If you ever find yourself with a spare day in East Anglia and don’t know what to do, take a day trip to the quaint city of Peterborough.
A small city with a growing population which may become the city to visit in the next couple of years. But for now, the main highlight is the magnificent Cathedral in the City Centre.
Peterborough’s Cathedral started out as a monastic community in 654 AD. After multiple raids and a great fire, the Cathedral was then built by the Normans.
Any fans of the TV show Vikings will enjoy this Cathedral’s history as the original community was established by Peada, son of King Penda of Mercia. And was later sacked by Ivar the Boneless. Aethelwold and King Edgar also make an appearance in the Cathedrals history which can be read about in the Visitor Information Centre.
To those whom this makes no sense to, I would suggest watching the TV show.
During our dreary winter, I was lucky to visit the Cathedral on a sunny day where the light complimented the architecture beautifully. With a small donation of £3 I was allowed to roam the cathedral and photograph the workmanship and artistry to my hearts content.

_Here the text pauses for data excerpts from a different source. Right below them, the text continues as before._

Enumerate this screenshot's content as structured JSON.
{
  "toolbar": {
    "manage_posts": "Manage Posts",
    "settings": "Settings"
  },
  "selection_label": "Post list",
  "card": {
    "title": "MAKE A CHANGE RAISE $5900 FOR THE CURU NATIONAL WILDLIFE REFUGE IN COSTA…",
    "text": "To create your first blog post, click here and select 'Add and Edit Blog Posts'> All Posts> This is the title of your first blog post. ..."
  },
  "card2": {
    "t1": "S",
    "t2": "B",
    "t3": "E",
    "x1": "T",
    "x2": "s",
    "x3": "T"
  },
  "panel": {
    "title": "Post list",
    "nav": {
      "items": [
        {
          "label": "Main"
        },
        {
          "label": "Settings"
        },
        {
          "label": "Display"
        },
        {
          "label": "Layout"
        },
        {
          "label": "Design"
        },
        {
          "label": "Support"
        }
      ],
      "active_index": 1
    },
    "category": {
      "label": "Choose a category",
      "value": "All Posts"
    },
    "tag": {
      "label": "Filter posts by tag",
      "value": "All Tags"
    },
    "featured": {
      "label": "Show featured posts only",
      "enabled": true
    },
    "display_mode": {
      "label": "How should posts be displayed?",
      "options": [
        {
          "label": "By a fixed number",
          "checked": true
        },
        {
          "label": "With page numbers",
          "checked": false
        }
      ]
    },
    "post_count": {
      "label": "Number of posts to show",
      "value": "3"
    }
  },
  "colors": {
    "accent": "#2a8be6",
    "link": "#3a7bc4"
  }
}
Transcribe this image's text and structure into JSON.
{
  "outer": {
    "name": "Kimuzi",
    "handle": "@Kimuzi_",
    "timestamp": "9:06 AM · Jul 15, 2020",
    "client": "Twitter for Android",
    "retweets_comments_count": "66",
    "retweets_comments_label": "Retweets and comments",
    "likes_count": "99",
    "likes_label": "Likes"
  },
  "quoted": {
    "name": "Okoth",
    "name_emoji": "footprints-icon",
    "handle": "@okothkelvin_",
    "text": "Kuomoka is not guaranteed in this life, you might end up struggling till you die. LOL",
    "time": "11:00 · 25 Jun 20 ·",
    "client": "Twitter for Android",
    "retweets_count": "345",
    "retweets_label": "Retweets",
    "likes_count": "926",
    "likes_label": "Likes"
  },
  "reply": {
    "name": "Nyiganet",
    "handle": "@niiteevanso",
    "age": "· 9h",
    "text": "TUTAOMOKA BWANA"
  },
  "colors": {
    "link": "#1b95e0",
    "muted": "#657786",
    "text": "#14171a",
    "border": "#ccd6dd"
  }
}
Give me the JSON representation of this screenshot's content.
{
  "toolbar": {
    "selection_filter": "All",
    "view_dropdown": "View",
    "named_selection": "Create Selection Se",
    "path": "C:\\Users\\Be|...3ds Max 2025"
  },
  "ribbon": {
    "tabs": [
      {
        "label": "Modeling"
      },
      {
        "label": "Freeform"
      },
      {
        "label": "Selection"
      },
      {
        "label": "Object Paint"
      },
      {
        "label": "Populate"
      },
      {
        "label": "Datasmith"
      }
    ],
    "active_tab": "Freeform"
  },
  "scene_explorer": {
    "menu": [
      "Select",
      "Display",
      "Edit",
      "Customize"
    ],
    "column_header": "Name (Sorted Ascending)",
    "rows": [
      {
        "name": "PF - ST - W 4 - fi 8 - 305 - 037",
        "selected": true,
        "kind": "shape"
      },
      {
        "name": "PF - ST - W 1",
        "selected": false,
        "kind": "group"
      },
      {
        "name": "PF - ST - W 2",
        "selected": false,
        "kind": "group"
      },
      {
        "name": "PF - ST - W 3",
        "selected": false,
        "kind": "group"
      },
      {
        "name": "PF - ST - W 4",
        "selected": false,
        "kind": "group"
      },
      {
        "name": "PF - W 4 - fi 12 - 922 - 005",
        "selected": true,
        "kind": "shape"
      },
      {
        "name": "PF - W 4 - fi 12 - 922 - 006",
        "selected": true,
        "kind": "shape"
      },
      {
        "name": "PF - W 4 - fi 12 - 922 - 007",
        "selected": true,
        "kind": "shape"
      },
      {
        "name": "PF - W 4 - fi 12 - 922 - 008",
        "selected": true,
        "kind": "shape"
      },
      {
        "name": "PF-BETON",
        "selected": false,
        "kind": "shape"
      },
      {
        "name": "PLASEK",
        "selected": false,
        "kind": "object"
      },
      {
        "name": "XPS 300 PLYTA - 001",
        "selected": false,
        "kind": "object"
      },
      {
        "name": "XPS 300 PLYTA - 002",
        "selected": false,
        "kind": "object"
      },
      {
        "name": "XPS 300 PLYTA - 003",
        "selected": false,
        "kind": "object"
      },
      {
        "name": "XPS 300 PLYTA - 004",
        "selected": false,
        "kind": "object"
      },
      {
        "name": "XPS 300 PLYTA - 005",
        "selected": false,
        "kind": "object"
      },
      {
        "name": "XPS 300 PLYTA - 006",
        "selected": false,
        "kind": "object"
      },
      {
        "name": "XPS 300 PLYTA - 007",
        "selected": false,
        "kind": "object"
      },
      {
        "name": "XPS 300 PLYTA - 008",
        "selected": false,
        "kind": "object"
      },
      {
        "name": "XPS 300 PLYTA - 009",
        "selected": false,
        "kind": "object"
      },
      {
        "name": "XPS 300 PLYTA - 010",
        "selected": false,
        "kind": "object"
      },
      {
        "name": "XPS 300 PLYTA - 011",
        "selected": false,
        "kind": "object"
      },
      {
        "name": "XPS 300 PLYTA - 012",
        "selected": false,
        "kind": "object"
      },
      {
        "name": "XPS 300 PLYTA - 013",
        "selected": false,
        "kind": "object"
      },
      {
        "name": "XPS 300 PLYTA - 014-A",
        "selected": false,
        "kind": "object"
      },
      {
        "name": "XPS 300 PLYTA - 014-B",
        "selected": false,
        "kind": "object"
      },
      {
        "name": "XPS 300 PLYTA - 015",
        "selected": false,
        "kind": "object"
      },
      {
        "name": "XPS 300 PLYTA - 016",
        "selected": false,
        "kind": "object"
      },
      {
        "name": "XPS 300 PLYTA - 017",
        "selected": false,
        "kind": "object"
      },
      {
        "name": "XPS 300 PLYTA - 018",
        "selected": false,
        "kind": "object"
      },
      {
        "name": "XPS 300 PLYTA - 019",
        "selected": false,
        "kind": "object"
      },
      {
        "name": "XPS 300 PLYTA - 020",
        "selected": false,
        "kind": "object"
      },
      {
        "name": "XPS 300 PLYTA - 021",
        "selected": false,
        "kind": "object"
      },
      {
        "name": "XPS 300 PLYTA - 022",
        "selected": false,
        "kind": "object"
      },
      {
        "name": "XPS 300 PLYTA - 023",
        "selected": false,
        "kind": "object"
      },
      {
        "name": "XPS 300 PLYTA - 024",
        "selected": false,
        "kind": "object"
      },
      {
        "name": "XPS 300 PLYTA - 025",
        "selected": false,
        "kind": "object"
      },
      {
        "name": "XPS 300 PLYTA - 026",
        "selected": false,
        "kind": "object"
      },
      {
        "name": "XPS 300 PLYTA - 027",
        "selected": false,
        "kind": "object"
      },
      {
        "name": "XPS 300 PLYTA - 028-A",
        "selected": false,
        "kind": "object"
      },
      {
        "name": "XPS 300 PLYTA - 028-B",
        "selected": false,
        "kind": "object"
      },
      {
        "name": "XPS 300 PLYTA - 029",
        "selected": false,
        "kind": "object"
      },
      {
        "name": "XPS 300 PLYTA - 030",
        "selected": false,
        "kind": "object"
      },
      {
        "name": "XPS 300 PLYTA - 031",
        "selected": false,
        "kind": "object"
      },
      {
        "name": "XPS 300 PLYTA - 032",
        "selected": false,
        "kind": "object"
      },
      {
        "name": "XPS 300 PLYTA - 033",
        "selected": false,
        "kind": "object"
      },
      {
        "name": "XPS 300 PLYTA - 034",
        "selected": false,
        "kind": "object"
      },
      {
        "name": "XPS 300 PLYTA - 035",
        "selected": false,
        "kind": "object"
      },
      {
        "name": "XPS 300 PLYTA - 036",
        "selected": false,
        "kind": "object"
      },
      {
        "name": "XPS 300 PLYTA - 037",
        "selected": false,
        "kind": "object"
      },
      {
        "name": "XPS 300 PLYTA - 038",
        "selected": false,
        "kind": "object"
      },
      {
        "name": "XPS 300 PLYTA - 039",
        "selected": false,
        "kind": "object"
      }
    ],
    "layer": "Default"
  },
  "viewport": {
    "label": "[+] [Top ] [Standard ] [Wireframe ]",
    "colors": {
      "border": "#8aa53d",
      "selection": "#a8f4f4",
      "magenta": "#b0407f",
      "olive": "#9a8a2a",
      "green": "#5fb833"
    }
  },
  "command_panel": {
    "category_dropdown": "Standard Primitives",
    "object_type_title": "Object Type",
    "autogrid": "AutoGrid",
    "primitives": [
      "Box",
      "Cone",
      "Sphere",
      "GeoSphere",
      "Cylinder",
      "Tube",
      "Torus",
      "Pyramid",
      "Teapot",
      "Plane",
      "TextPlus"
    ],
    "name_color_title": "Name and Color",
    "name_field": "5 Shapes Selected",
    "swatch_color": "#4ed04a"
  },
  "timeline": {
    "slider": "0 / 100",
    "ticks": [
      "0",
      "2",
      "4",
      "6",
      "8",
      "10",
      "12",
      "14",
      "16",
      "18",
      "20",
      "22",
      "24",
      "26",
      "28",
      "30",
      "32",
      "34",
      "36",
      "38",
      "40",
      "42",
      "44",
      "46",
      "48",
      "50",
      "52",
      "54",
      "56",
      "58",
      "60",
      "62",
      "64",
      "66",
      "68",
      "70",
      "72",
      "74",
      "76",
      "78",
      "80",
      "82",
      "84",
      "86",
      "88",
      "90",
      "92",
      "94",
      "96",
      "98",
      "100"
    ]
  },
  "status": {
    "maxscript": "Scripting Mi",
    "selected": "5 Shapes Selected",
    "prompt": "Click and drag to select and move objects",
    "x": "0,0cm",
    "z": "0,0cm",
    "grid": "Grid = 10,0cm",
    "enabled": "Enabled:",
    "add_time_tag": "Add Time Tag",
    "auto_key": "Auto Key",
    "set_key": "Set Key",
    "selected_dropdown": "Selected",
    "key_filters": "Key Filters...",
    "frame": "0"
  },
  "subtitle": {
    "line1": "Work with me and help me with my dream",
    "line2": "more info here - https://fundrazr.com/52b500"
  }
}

My visit began in the gardens situated behind the Cathedral near the main road which is an idyllic place to relax.
A short walk into the centre of the city brought us to the archway towards the Cathedral. As there was a funeral taking place at the time we tried to visit, we wandered off for some food and retail therapy before returning to the Cathedral.
Now for some interesting facts. Henry VIII’s first wife, Catherine of Aragon was originally buried in Peterborough Cathedral before being moved to Westminster Abbey. She was neither the first nor the last queen to be buried here. Henry VIII’s daughter, Queen Elizabeth I famously had her cousin Mary Queen of Scots beheaded. At the dead of night following her execution, Mary Queen of Scots was delivered to the cathedral for burial. Later on, she was also moved to Westminster Abbey in London.
So for any history buffs, or Vikings fans, this is definitely a place to visit!